Un architecte a proposé, pour sa part, la création de nouvelles villes ou zones urbaines, qui peuvent résoudre les problèmes d’aménagement du territoire. Concernant les logements sociaux, il a proposé que l’Etat contribue avec les terrains et la suppression des taxes.
 
Au final, c’est une législation vieillissante qui n’est plus au goût du jour et qui ne répond plus aux besoins des opérateurs, qui a été pointée par les différents intervenants.
 
En réponse à ces interrogations, M. Snoussi a admis que tout le système a atteint ses limites et qu’il doit être révisé. Il a expliqué que l’Etat est passé après la révolution par une période de vide qui a laissé le champ libre à des pratiques illégales. En outre, le manque de logements sociaux a participé à multiplier le recours aux constructions anarchiques. Il a noté que le ministère pourra éventuellement aider au contrôle mais que ça ne fait pas partie de ses prérogatives.
Pour sa part, M. Rjiba a rappelé que la BH allait rétablir sa convention avec les promoteurs ce qui va leur permettre de bénéficier de taux préférentiels. Au sujet de la mainlevée, il a précisé que la banque est consciente des problèmes y afférents et qu’elle est en train de revoir toute la procédure pour que les délais de sa remise ne dépassent pas les 15 jours. Il a indiqué, aussi, que lors d’indisponibilité d’experts de la banque, les promoteurs peuvent diligenter un expert indépendant. Il a rassuré les promoteurs sur le fait que la RC décennale sera dorénavant souscrite après l’achèvement des travaux.
 
Interrogé sur les montants des crédits accordés aux promoteurs, il a précisé que la banque, n’ayant pas de problème de liquidité, peut accorder des crédits qui dépassent les 15 MD pour des grands projets.
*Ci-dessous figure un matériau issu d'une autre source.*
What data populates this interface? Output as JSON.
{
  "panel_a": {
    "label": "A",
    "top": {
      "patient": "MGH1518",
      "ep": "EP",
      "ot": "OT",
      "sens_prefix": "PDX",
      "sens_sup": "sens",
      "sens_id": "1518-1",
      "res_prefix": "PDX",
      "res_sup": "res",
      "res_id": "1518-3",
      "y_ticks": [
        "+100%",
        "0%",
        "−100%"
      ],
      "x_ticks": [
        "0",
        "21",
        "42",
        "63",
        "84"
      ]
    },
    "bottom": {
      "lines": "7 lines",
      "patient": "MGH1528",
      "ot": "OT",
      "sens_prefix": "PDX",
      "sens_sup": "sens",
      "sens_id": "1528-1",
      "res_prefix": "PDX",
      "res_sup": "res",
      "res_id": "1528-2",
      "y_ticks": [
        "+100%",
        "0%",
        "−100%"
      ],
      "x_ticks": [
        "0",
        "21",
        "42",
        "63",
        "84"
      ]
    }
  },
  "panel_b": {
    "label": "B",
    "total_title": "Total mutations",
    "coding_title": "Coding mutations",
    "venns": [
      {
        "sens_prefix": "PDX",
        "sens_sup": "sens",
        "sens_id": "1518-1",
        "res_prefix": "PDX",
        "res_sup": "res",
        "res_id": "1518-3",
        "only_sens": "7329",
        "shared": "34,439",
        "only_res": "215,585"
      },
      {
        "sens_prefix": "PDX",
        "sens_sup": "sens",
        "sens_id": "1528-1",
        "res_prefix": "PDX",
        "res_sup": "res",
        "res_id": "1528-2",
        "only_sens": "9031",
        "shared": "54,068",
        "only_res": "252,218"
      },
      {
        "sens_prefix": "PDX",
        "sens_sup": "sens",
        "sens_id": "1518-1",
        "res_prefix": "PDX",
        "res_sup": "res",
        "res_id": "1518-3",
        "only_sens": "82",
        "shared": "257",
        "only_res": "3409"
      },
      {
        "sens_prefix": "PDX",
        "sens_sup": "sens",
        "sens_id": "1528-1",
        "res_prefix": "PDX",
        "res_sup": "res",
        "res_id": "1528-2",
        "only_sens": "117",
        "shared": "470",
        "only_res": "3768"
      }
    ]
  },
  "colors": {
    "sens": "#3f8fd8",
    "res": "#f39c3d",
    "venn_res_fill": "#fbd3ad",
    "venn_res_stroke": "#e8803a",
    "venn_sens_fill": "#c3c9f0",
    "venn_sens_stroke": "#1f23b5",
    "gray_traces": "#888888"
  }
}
Concernant la volonté de certains de se développer sur le marché africain, M. Rjiba a rappelé que la banque est présente au Congo et au Burkina-Faso et qu’elle a des partenariats avec plusieurs pays africains, notamment le Niger, le Gabon et le Togo et qu’elle est prête à les assister sur le marché africain.
 
Concernant les comptes indisponibles et les intérêts, il a indiqué que c’est en application à la loi et usages en vigueur.
Au final, toutes les parties prenantes du secteur immobilier sont d’accord sur le fait que les lois doivent être révisées et que des efforts doivent être faits par tous pour faire baisser les prix de l’immobilier et parvenir à construire des logements sociaux à un prix raisonnable pour répondre à la demande des Tunisiens.